Datsun India has achieved a new milestone. The company has rolled out its 100,000th car from its manufacturing facility in Chennai in presence of Jerome Saigot, Managing Director, Nissan Motor India Pvt. Ltd and Colin MacDonald, CEO & Managing Director, Renault Nissan Automotive India Private Limited. The milestone car was a Datsun redi-GO 1.0L in Ruby red color.

1,00,000th Datsun milestone car redi-go ruby red rolling out from chennai facility

The 100,000th roll out of Datsun is a strong testimony of customer acceptance and their confidence towards our brand, products and value based offerings. On behalf of the Datsun India team I would like to thank all our customers and dealer partners for the commitment towards our brand,” said Jerome Saigot, Managing Director, Nissan Motor India Pvt. Ltd.

We are very confident that the future is bright and exciting for the Datsun brand in India. We are confident that our challenger brand positioning, unique product differentiation and best in class cost of ownership will continue to drive the customer’s owning and experiencing our products,” further added Mr. Jerome.

Over the last 3 years, the customer response to Datsun cars has been incredible. Datsun today accounts for more than half of the total sales of Nissan Motor in India and continues to steadily growing. Currently the company’s product portfolio includes the GO, GO+ and redi-GO. More products will be added in the future, one of them being the GO Cross.

Datsun History:

Datsun originated in Japan as DAT-GO (the DAT-car) almost a century ago in 1914. The word DAT means ‘lightning-fast’ in Japanese. It is also a reference to the first letters of family names of the three financiers who supported the business at the time: Den, Aoyama and Takeuchi. Using the same logic, it was promoted as Durable, Attractive and Trustworthy, or DAT for short.

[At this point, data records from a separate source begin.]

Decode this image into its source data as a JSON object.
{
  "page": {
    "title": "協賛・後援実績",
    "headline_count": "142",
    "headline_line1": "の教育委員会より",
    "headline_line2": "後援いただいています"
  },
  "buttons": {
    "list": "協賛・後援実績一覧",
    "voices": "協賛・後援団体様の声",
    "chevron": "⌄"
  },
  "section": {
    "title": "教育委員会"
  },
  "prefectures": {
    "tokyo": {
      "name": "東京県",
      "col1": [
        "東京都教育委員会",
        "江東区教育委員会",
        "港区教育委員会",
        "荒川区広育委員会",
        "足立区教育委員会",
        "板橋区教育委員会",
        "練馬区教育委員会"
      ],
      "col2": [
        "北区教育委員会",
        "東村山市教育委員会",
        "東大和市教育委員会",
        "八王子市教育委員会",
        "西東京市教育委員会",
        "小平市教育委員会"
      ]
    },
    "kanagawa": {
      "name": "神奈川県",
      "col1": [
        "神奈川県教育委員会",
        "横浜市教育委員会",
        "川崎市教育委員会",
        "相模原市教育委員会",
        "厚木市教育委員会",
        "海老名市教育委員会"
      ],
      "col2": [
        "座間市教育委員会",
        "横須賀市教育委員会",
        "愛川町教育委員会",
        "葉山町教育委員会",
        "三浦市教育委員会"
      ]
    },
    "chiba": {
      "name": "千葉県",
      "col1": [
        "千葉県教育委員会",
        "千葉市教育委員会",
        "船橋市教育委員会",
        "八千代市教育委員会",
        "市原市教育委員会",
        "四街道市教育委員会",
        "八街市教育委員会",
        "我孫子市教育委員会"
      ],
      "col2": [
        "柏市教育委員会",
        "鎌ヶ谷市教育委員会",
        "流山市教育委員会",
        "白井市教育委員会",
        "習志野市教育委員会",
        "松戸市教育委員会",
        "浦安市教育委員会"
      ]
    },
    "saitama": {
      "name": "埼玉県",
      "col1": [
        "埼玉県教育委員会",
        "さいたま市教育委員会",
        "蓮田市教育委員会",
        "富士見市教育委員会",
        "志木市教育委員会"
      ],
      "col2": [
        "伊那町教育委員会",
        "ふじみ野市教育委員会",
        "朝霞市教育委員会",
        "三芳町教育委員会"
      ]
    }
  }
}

In 1933, Nissan’s founding father Yoshisuke Aikawa took over the business with a vision of “mobility for all”. The introduction of a light-weight, economical yet resilient car to meet the aspirations of young Japanese people in the early 1930s was named the ‘son of DAT’ – Datsun – which later changed to Datsun. Local engineering and mass-production made the founder’s dream a reality.